Cytogenetic studies of chordomas show a variety of abnormalities. Hypertriploidy, marker chromosomes, losses of or from chromosomes 1, 3, 4, 10 and 13, and partial or whole copy number gains of chromosomes 7 and 20 have all been described.1,17

Chordomas are locally destructive18 with a high propensity for local recurrence.4,19 Metastatic disease, usually to the lungs, is reported in up to 10% of cases, with a small number (5%) undergoing dedifferentiation to high grade sarcomas.1,8,12

Primary treatment should involve radical resection with a wide margin in conjunction with radiotherapy. This has been identified as the most important prognostic factor for overall and disease free survival.19 Owing to the location in the axial skeleton, local recurrences cause significant morbidity and mortality, and the mean survival is approximately four years.1 Unfortunately, definitive radical surgery is often not possible when the tumour is very close to or involves vital structures.2,4,7,19

Radiotherapy is effective but on its own, it will not achieve a cure.1,4 A combination of surgery and radiotherapy is the standard treatment.2,4,5,20 An extra-axial chordoma is macroscopically and histologically similar to an axial chordoma.2 The main difference is location, with extra-axial lesions always located near tenosynovial or bony structures.6 Importantly, extra-axial chordomas are generally more accessible so that a wide resection margin is readily achievable, thereby negating the need for adjuvant radiotherapy, such as in the cases described above.

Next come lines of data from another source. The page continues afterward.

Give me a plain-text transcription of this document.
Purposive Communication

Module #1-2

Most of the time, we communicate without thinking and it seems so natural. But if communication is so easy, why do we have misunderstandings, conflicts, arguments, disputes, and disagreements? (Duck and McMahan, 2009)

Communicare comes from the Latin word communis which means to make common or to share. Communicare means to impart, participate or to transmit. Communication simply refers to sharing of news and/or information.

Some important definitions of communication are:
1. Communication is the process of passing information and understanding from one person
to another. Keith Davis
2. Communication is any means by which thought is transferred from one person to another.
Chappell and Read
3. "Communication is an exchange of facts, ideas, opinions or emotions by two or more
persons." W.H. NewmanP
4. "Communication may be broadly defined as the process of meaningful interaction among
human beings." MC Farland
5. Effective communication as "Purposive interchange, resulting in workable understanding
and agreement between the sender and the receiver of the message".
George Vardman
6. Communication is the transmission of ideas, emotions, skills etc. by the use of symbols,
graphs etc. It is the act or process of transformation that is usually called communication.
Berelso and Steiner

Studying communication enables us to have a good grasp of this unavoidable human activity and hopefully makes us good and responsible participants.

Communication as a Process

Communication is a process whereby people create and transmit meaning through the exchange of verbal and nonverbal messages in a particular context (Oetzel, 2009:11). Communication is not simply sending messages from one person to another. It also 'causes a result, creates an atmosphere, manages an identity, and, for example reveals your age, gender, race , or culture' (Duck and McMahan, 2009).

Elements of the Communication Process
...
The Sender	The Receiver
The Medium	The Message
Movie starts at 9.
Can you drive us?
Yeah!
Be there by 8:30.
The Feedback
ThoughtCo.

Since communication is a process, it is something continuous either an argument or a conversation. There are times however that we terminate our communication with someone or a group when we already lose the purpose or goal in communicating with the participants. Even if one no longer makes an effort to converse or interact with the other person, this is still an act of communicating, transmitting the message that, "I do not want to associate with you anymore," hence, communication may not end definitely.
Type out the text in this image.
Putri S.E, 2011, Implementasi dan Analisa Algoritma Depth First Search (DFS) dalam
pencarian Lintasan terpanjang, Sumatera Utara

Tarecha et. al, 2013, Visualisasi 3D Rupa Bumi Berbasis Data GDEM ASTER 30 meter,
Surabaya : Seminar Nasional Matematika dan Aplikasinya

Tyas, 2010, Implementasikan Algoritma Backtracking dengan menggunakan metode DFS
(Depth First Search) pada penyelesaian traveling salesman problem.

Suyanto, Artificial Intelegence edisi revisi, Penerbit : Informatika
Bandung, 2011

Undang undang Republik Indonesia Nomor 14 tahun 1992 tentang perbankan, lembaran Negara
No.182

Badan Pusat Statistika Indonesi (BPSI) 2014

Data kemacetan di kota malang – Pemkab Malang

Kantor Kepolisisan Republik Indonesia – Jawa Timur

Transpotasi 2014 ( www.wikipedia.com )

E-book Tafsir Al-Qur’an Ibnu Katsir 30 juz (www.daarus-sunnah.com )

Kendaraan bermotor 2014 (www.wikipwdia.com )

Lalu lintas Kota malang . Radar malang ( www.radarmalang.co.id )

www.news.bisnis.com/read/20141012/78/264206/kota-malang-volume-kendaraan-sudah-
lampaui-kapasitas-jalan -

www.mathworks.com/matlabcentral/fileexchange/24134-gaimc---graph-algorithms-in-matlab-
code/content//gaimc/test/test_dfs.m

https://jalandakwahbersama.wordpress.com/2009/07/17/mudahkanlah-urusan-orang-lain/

In 1955 Laskowsi documented five cases of extra-axial chordoma.3 The term parachordoma was first used by Dabska in 1977 to describe chordoma-like tumours arising outside of the axial skeleton.21 Extra-axial chordomas are more difficult to diagnose than conventional chordomas, and it may be difficult to distinguish between an extra-axial chordoma and metastasis of a conventional chordoma.2 Despite the location, these tumours are presumed to originate from notochord remnants, albeit ectopic or migratory in nature.1

The differential diagnoses include skeletal and extraskeletal chondrosarcoma.22 It has been suggested that tissue obtained by needle biopsy is less likely to give a diagnosis for tumours that have complex architecture and cell pleomorphism.23 It was for this reason that the cases we described required more tissue (open biopsy/analysis of whole resection specimen) than a needle biopsy can provide to confirm the suspected rare diagnosis.

The preferred treatment for patients with extra-axial chordoma is radical surgery. Survival, recurrence and rates of metastasis are unknown because of the rarity of this condition.2 It is, however, known that the tumour may recur after many years2 and that it is thought to seldom metastasise.1 Of the 37 cases described in the literature,6 (16%) recurred between 3 months and 12 years after excision.21,24 Long-term, disease free survival can be achieved in most patients with radical surgery alone.2 The role of radiotherapy and chemotherapy remains unclear.

Conclusions

In view of the rarity of this tumour and the difficulty in confirming its diagnosis, we suggest that any suspected case is discussed within a specialist sarcoma MDT so that the correct diagnosis can be achieved and treatment tailored accordingly.